12. FTC and HHS issue breach notification rules
August brought twin federal rules requiring health organisations and personal health record vendors to tell people, and sometimes the press, when their data was exposed. The measures implemented the breach provisions of the 2009 stimulus law.
13. Marines ban social networking, citing security risk
An order issued on 3 August barred Marines from reaching Facebook, Twitter and MySpace on the corps network for a year. Officials called such sites a haven for malicious content that exposed sensitive information to adversaries.
14. China softens stance on Green Dam filter
On 24 August Beijing confirmed that its Green Dam filtering software would no longer be forced onto every new computer. The minister conceded the original mandate had been ill considered after a wave of privacy and security objections.
15. Apache site hacked through SSH key compromise
The Apache Software Foundation disclosed on 28 August that attackers had used a stolen automated-backup key to plant scripts on its servers.
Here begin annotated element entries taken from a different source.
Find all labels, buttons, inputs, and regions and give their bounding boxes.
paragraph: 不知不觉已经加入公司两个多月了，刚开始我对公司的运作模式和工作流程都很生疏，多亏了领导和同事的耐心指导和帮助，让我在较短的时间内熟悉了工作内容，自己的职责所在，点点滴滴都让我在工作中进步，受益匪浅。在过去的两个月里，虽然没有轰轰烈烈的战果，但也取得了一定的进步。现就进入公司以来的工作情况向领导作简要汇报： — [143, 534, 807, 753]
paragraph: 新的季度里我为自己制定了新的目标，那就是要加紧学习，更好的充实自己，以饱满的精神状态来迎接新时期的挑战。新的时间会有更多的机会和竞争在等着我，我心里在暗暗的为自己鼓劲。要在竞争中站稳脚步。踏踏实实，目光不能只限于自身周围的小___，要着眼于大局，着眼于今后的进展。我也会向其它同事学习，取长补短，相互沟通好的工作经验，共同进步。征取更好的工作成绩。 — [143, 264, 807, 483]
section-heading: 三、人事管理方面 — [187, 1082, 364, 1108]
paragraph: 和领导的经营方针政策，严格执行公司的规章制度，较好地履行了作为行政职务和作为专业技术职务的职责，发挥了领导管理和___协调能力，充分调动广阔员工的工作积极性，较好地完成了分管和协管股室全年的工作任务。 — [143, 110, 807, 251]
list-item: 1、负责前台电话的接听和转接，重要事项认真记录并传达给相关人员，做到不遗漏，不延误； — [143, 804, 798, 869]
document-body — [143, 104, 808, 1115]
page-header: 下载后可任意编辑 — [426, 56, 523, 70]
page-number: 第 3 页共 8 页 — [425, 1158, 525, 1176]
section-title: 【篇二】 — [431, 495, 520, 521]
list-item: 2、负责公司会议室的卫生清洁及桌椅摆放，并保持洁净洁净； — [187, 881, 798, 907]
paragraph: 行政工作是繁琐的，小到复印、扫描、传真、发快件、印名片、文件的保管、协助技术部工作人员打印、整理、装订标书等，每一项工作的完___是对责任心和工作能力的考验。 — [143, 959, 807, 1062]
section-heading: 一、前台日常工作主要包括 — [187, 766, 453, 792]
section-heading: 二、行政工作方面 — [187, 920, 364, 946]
The foundation said no end users were harmed but admitted its handling of SSH keys had been weak.
16. Fake ATM scam rumbled by Defcon hackers
Security researchers at the Defcon conference spotted a counterfeit cash machine planted in their Las Vegas hotel on 3 August. A flashlight revealed a hidden PC built to harvest card numbers and PINs from anyone who used it.
17. Joe Grand on hacking parking meters and the hazards of research
In an interview posted on 5 August, hardware hacker Joe Grand described how he defeated the smart cards behind San Francisco's parking meters. He explained how cloned cards could fool every meter in the city, exposing the weak security of public payment kit.
18. Sites pulling sneaky Flash cookie-snoop
Researchers reported on 19 August that more than half of popular sites used Flash storage to track visitors, often rebuilding ordinary cookies that people had deleted. The persistent identifiers survived private browsing and rarely appeared in any privacy policy.
19. IEEE group aims to forge malware sharing standard
On 20 August the major antivirus firms joined a new IEEE group to standardise how they swapped malware samples. The effort sought to bring order to ad-hoc cooperation as the volume of new threats grew beyond informal arrangements.
20. Apple sneaks malware protection into Snow Leopard
Days before Snow Leopard shipped, Apple was found on 25 August to have built a quiet malware check into the system. The feature warned users about two known trojans when files arrived through certain browsers and mail clients, though its coverage was narrow.